Bashar al-Assad is one of them. It may well be that his father, Hafez al-Assad, shared more of Herod’s ruthless temperament. But otherwise the parallels are striking. Like Herod, Assad is propped up by outside clients – this time round, the Russians. Like Herod again, Assad is a moderniser. Herod had his temple; Assad has his technocrats.
And like Herod again, Assad is viewed by many of his people as a religious odd man out. Most of them are Sunni Muslims, and he is an Alawite – a faith that arguably is not really part of Islam at all. To point out that he is one of Herod’s descendants, at least in terms of how he lives and what he does, is not to take sides in Syria’s terrible civil war, but rather to point out an uncomfortable fact.

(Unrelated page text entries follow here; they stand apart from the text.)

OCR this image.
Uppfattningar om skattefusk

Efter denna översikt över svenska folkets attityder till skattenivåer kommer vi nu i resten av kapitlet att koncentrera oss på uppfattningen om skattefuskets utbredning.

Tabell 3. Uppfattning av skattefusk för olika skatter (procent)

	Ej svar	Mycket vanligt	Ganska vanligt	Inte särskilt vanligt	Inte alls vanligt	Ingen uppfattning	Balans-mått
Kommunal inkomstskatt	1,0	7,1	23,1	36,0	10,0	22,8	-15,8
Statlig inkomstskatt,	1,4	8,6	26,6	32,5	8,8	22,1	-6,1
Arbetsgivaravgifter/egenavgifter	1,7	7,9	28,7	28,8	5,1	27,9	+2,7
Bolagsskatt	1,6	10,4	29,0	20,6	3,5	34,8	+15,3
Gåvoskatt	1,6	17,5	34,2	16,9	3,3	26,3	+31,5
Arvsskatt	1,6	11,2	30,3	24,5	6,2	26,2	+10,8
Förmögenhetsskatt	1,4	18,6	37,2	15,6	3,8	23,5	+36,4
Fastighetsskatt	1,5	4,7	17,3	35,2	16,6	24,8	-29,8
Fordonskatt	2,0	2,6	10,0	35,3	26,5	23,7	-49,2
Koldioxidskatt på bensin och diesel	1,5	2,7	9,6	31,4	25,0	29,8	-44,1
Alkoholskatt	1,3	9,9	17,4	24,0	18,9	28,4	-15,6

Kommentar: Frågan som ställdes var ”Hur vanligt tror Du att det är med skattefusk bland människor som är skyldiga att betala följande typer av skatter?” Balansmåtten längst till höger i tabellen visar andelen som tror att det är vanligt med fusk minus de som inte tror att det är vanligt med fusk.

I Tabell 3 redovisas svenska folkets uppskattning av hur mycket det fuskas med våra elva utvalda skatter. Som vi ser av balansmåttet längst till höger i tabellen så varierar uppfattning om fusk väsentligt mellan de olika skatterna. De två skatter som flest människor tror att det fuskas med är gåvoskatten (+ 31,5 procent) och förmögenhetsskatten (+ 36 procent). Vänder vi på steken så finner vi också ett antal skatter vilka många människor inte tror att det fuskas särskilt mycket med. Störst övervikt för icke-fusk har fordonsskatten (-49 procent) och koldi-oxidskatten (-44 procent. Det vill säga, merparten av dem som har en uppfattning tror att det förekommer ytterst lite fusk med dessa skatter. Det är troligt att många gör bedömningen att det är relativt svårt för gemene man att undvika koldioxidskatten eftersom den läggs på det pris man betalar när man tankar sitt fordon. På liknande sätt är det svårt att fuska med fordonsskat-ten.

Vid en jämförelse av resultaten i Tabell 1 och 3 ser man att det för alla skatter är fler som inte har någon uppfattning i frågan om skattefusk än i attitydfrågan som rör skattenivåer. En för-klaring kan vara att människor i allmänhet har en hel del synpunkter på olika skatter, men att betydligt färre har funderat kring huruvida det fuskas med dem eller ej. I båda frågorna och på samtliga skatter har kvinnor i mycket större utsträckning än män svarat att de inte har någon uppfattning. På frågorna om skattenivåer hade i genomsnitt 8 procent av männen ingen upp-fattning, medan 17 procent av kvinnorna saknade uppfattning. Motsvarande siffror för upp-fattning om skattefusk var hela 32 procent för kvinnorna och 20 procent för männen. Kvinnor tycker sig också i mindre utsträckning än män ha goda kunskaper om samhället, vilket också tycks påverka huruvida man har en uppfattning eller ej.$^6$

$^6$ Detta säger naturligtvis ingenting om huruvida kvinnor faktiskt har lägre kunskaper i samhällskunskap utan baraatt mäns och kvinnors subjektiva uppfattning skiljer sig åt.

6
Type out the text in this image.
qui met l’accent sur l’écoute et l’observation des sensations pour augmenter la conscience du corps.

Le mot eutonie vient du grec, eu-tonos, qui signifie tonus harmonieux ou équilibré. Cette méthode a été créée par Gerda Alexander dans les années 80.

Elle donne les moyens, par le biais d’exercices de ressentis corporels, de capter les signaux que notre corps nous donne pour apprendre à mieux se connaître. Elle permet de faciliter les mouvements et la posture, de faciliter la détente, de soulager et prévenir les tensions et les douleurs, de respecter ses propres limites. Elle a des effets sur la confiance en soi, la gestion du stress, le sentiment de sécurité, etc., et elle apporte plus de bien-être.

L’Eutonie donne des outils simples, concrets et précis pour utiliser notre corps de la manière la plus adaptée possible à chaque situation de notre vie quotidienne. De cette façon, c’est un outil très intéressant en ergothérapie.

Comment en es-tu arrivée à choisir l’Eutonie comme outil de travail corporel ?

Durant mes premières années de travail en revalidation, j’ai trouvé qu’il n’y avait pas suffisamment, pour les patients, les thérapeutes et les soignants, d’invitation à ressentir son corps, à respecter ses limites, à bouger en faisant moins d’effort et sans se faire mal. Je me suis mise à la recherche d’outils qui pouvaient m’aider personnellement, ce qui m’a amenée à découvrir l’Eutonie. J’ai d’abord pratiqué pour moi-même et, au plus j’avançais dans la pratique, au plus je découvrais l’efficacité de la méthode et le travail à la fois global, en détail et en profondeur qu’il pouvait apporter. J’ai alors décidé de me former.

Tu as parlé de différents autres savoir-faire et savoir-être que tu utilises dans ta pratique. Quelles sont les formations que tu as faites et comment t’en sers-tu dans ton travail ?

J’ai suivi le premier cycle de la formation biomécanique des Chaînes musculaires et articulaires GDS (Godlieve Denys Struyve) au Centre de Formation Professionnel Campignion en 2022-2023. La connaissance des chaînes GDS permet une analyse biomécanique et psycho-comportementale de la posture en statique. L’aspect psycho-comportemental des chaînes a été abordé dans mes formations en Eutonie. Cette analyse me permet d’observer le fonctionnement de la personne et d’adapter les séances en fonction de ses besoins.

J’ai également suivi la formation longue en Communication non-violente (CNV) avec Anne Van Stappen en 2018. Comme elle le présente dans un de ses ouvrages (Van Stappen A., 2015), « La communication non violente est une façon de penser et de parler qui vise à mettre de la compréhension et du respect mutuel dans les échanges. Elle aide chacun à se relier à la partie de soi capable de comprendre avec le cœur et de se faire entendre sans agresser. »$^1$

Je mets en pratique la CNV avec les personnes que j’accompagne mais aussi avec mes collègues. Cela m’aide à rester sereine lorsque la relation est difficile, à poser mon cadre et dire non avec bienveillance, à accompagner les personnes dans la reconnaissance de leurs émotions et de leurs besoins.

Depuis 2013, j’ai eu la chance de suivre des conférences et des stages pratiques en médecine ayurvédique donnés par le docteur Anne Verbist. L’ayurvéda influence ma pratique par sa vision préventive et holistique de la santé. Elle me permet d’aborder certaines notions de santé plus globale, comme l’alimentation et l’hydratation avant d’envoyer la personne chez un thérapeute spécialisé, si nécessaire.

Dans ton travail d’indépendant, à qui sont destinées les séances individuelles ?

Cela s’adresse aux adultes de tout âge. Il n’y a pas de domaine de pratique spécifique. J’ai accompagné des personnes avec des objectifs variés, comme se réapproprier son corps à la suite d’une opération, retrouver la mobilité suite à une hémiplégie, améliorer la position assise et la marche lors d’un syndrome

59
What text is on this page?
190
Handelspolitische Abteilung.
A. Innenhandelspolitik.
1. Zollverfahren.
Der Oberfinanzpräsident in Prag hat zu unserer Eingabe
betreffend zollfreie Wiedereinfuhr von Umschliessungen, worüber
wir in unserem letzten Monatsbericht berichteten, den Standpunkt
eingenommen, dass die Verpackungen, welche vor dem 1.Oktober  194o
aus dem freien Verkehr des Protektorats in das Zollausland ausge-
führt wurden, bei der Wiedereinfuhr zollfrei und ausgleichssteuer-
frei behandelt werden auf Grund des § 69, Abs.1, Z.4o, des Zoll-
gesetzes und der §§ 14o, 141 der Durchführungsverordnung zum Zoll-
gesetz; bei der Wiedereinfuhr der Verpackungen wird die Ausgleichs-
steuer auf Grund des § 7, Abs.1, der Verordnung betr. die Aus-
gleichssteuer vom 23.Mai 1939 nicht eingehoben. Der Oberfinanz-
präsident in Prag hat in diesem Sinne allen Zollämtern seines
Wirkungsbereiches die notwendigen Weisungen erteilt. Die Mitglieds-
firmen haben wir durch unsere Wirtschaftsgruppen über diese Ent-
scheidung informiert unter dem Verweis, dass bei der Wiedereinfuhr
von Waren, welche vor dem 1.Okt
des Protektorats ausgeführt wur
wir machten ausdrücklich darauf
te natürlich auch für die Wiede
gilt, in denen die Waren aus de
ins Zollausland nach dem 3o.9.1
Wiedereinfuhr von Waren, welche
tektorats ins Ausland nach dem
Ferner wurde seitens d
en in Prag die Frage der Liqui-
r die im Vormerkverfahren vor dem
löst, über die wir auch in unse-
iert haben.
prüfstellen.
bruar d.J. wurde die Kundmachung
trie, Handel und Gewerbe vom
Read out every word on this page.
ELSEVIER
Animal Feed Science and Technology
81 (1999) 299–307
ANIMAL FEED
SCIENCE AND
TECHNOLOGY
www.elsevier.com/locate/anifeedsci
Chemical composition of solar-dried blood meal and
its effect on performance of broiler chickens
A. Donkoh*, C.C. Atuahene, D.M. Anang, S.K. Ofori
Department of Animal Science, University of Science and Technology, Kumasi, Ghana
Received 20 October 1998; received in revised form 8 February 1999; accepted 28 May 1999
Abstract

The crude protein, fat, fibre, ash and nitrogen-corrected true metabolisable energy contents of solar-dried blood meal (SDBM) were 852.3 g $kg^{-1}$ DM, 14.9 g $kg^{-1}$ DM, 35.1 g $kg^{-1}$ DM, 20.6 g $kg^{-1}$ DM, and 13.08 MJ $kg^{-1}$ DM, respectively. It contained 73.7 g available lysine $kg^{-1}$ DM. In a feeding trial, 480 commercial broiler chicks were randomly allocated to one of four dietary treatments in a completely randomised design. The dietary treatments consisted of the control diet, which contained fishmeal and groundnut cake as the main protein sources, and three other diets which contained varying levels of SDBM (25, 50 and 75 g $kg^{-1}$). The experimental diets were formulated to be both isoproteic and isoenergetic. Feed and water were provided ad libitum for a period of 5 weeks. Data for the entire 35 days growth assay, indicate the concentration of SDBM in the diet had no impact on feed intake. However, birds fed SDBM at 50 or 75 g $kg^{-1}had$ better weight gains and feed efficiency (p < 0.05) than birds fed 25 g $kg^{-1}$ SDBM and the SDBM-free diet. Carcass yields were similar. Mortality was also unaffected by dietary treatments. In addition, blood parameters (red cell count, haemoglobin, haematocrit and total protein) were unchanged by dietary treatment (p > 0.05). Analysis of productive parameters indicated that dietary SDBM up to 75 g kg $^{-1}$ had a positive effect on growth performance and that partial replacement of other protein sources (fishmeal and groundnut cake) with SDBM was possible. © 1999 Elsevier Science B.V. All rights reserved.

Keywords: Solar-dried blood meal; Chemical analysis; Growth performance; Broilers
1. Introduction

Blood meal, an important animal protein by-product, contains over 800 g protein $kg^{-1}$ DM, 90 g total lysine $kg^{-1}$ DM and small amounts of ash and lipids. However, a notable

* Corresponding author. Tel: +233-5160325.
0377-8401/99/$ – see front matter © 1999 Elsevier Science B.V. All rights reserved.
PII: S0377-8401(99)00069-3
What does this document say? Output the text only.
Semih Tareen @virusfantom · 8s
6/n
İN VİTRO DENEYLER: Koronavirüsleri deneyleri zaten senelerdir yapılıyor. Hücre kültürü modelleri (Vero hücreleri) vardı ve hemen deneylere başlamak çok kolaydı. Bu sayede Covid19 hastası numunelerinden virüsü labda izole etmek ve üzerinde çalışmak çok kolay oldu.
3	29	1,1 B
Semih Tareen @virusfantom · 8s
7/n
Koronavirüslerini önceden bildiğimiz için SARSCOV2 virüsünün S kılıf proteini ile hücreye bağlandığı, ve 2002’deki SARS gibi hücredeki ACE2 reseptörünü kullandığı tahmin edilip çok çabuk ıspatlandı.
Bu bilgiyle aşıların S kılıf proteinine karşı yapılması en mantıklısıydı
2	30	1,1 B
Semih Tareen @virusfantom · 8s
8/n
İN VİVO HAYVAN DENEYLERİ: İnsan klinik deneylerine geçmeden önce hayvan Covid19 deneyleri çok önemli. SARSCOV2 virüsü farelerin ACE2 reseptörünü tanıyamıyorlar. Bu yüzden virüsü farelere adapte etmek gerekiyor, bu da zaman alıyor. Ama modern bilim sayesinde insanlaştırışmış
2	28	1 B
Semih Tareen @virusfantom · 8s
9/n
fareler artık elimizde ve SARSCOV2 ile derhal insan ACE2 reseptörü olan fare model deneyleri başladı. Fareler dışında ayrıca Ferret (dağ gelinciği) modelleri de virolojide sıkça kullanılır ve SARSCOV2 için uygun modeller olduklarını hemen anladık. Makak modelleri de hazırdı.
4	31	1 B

There are a lot of modern-day Herods around. Vladimir Putin is one. Fidel Casto was another.
ConservativeHome believes in Brexit, and thinks that 2016 has been a great year for Britian. We find it less easy to be starry-eyed about developments elsewhere. The Herods seem to be doing rather well. Putin can send the Admiral Kuznetsov through the English channel, and flex his muscles in the Middle East. America’s new Caesar seems to view Putin less as an opponent than as an ally – even, maybe, as a client.
If the Herods are making their presence felt, then why does Christ often feel so absent? Why are the Assads of our day left to swagger the earth? The answer is still as it was in the original story. Herod lounges at ease in palace; Christ is born in a stable. He is found in lowliness and vulnerability.
We are told that kingdom of this king is not of this world, but that it is also all around us – or “within you”, as the Gospel also says. If so, it can be found amidst the eating and drinking and giving and resting that are all part of Christmas.
The best defence against tyrants is not the force of arms, necessary though it sometimes is as a last resort. It lies, rather, the good sense of people – and the good habits of civilisation, developed slowly over time. The coming celebrations are one of them. We wish all our readers the compliments of the season.